The Linder Academy Feedback Method:
- DESCRIPTION — Write down the detailed relevant facts of what happened. It is critical that you avoid judgmental comments. The reason is that even the slightest hint of a judgment may cause the receiver’s brain to get emotionally charged and shut down its logical reasoning ability. Include background facts that might not seem directly relevant because they often turn out to be unexpectedly important pieces of the puzzle. Include descriptions of the feelings of the involved parties because they also tend to be unexpectedly important. Note that specifying that someone thought someone else to be incompetent is not a judgement — its a fact regarding the person’s thoughts.
- CAUSAL ANALYSIS — Derive cause and effect relationships based on the description you generated in step 1. The goal of this step is to provide our brain with input that it can use to upgrade itself to generate a more advanced behavior in a similar situation. The brain is made up of a neural network that basically encodes cause and effect relationships. Considering what ideas caused the feelings that affected the outcome typically generates some of the most important insights. Its is critical that you avoid judgments as in step one.
- PLANNING — Plan what to do next time a similar situation arises. This plan should be strictly based on the previous steps. It may be tempting to include other ideas than those derived from the previous step into the plan, but then you risk entering into a debate that is not based on facts and deliberate causal analysis.
- VISUALIZATION — Visualize acting according to the plan. The purpose of this step is to get the causal analysis and plan into your head. The brain is amazingly adaptive but it requires tremendous effort to upgrade our neural network. By visualizing, we engage the brain to upgrade itself appropriately. In this step it’s time to turn those feelings back on. Emotion is one of the most effective drivers of encoding new connections in our brain.

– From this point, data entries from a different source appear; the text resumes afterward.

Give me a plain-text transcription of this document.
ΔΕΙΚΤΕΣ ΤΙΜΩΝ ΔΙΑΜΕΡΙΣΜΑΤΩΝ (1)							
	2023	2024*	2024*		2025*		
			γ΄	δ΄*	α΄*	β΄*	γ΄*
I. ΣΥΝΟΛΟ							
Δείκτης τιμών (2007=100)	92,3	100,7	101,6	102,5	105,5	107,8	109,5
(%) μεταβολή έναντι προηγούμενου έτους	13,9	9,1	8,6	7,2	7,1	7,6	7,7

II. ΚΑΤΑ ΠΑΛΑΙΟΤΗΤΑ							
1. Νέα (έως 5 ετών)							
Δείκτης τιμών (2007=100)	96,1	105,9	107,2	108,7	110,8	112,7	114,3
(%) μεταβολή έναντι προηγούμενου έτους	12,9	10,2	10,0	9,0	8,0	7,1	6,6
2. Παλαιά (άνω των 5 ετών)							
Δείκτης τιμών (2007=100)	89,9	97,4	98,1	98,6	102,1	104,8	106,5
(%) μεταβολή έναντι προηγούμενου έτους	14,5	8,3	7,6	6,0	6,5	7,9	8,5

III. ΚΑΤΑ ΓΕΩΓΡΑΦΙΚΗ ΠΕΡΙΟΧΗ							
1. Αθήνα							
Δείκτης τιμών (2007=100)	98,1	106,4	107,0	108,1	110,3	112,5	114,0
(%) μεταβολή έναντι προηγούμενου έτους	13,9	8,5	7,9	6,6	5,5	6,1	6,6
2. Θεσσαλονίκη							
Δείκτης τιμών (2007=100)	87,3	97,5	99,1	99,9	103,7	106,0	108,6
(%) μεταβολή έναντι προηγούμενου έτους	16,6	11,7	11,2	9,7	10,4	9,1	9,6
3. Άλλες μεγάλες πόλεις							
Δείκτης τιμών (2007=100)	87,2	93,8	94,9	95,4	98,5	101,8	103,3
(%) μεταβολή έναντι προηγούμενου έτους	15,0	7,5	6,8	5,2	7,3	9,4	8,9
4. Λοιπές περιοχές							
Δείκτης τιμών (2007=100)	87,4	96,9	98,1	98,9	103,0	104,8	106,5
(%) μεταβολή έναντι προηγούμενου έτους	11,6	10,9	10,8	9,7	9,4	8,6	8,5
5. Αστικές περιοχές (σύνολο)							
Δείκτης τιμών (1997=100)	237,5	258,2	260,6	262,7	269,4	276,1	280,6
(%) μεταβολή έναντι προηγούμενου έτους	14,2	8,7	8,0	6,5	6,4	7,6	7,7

By sticking to the facts, we raise the quality of the discussion, reasoning and learning. By sticking to causal reasoning based on specific facts, we provide the brain what it needs to produce a more advanced response. By visualizing how we will act in the future, we prime the brain to activate our learnings the next time we get into a similar situation. It’s fascinating to watch people that go through this exercise come up with valuable insights by following the process and then suddenly a judgement comes up which causes the intellectual process to break down. Fortunately, it is typically easy to get people back on track since the rules are clear.
Instead of straining the relationship as feedback typically does, going through this process tends to strengthen the relationship. Often people are excited to figure out what actually happened and why. Envisioning what to do next time a similar situation occurs builds trust among the participants.
The Linder Academy programs have produced waves of enthusiasm through the organizations that we work with. And, there are ripple effects, since the mentors that have participated in our programs say that the quality of their mentoring sessions have gone up tremendously after learning our methods.